Subword register allocation

Hi,

I have a question about implementing subword register allocation
problems (see the REFERENCES in the end of this message) on LLVM. I
have algorithms, but don't know the best way to implement them in
LLVM.

I asked similar question before:

  http://lists.cs.uiuc.edu/pipermail/llvmdev/2005-
May/004001.html

Because I still don't have a satisfying solution now, I try to
elaborate it again. Pardon.

All registers are 128-bit. Each register can be divided into four
32-bit subwords. Each subword can be independently read and written. A
symbolic name is given to each subword: x, y, z, w.

  MUL r0.xyz, r1.xyz, r2.xxx
  SUB r0.w, r3,y, r4.z
  ADD r5.xyzw, r0.xyzw, r2.xyzw

MUL defines the three subwords of r0, and SUB defines the rest one.
Note that ADD uses the four subwords defined by the previous two
instructions. The register allocate must be aware of this, otherwise
additional MOV instructions may have to be inserted:

  MUL r0.xyz, r1.xyz, r2.xxx
  SUB r9.x, r3,y, r4.z
  MOV r0.w, r9.x
  ADD r5.xyzw, r0.xyzw, r2.xyzw

In the previous code snippet, when allocating the destination register
for SUB, the register allocator doesn't choose r0.w, and later when
it's found the four subwords are referenced in ADD, an additional MOV
must be inserted to move the subword from r9.x to r9.w.

Even if the subwords in a 128-bit registers are never referenced
together in an instruction, minimizing the number of registers is
always preferred in many architectures to avoid spills.

For example, the code

  ADD r0.xy, r1.xy, r2.xy
  MUL r4.xy, r1.xy, r2.xy

cn be improved to save r4, since the rest of the two subwords, z and w
of r0, are not available:

  ADD r0.xy, r1.xy, r2.xy
  MUL r0.zw, r1.xy, r2.xy

I know some register algorithms [1][2]. My question is how to
implement them in LLVM. I try to avoid making too much changes to
existing LLVM live interval analysis and register allocators. I wish
them could be re-used without modification, and perhaps using some
tricks in the TableGen .td file.

I don't know how to do it, but it may be like what is done in
X86RegisterInfo.td. AL and AH are defined to be the alias of AX by
RegisterGroup. But this method doesn't seem work. I'm not sure, and I
need your comments before implementing this similar techniques because
I have a tight schedule.

REFERENCES

[1] S. Tallam and R. Gupta, "Bitwidth aware global register
allocation", Annual Symposium on Principles of Programming Languages,
pp.85 - 96, 2003.

[2] Bengu Li, Youtao Zhang, and Rajiv Gupta, "Speculative Subword
Register Allocation in Embedded Processors", The 17th International
Workshop on Languages and Compilers
for Parallel Computing, 2004.

I have a question about implementing subword register allocation
problems (see the REFERENCES in the end of this message) on LLVM. I
have algorithms, but don't know the best way to implement them in
LLVM.

I asked similar question before:

http://lists.cs.uiuc.edu/pipermail/llvmdev/2005-
May/004001.html

Because I still don't have a satisfying solution now, I try to
elaborate it again. Pardon.

Ok.

All registers are 128-bit. Each register can be divided into four
32-bit subwords. Each subword can be independently read and written. A
symbolic name is given to each subword: x, y, z, w.

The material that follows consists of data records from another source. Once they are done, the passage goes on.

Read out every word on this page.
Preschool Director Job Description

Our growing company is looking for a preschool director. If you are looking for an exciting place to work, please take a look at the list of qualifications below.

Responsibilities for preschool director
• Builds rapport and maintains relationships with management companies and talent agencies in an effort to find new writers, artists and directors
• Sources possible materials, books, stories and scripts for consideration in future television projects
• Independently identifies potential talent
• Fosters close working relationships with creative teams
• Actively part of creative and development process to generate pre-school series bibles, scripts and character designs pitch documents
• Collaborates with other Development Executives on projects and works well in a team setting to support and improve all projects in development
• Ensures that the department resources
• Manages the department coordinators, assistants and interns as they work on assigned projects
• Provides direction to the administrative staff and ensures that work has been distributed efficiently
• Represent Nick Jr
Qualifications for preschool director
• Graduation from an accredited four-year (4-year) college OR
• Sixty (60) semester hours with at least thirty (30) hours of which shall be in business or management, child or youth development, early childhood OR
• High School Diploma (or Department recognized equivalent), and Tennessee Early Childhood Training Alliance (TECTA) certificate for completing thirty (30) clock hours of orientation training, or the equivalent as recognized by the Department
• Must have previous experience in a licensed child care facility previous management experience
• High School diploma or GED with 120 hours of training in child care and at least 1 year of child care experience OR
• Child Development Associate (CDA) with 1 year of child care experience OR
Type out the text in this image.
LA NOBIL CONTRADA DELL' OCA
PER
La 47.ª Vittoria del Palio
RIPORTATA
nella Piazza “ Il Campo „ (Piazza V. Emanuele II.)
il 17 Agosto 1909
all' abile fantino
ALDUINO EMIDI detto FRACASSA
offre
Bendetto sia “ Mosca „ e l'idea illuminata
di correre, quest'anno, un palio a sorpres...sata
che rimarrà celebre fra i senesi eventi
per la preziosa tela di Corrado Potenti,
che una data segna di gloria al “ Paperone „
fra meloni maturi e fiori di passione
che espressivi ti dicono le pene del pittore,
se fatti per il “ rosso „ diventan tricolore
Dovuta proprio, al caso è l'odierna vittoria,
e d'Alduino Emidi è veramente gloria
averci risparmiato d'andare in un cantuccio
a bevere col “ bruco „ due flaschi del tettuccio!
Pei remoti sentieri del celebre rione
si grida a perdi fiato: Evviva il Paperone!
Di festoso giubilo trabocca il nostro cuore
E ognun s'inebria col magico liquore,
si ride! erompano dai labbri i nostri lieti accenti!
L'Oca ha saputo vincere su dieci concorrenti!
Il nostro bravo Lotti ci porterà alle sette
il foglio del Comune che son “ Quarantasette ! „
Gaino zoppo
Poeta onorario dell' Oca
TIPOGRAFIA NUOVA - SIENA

MUL r0.xyz, r1.xyz, r2.xxx
SUB r0.w, r3,y, r4.z
ADD r5.xyzw, r0.xyzw, r2.xyzw

MUL defines the three subwords of r0, and SUB defines the rest one.
Note that ADD uses the four subwords defined by the previous two
instructions.

Understood. This is exactly what the register aliases concept is for. Basically you have "R0" and "R0.x", which alias. Likewise, R0 aliases "R0.y", but "R0.y" does not alias "R0.x".

The register allocate must be aware of this, otherwise
additional MOV instructions may have to be inserted:

MUL r0.xyz, r1.xyz, r2.xxx
SUB r9.x, r3,y, r4.z
MOV r0.w, r9.x
ADD r5.xyzw, r0.xyzw, r2.xyzw

The funny thing about this is that you actually have different opcodes. Consider ADD for example. You actually have four different operations:

ADD r, r, r
ADD rr, rr, rr
ADD rrr, rrr, rrr
ADD rrrr, rrrr, rrrr

My guess is that you'll get the most mileage out of describing these to the target as different operations. An alternative would be to make each operand a reg #/permute mask pair.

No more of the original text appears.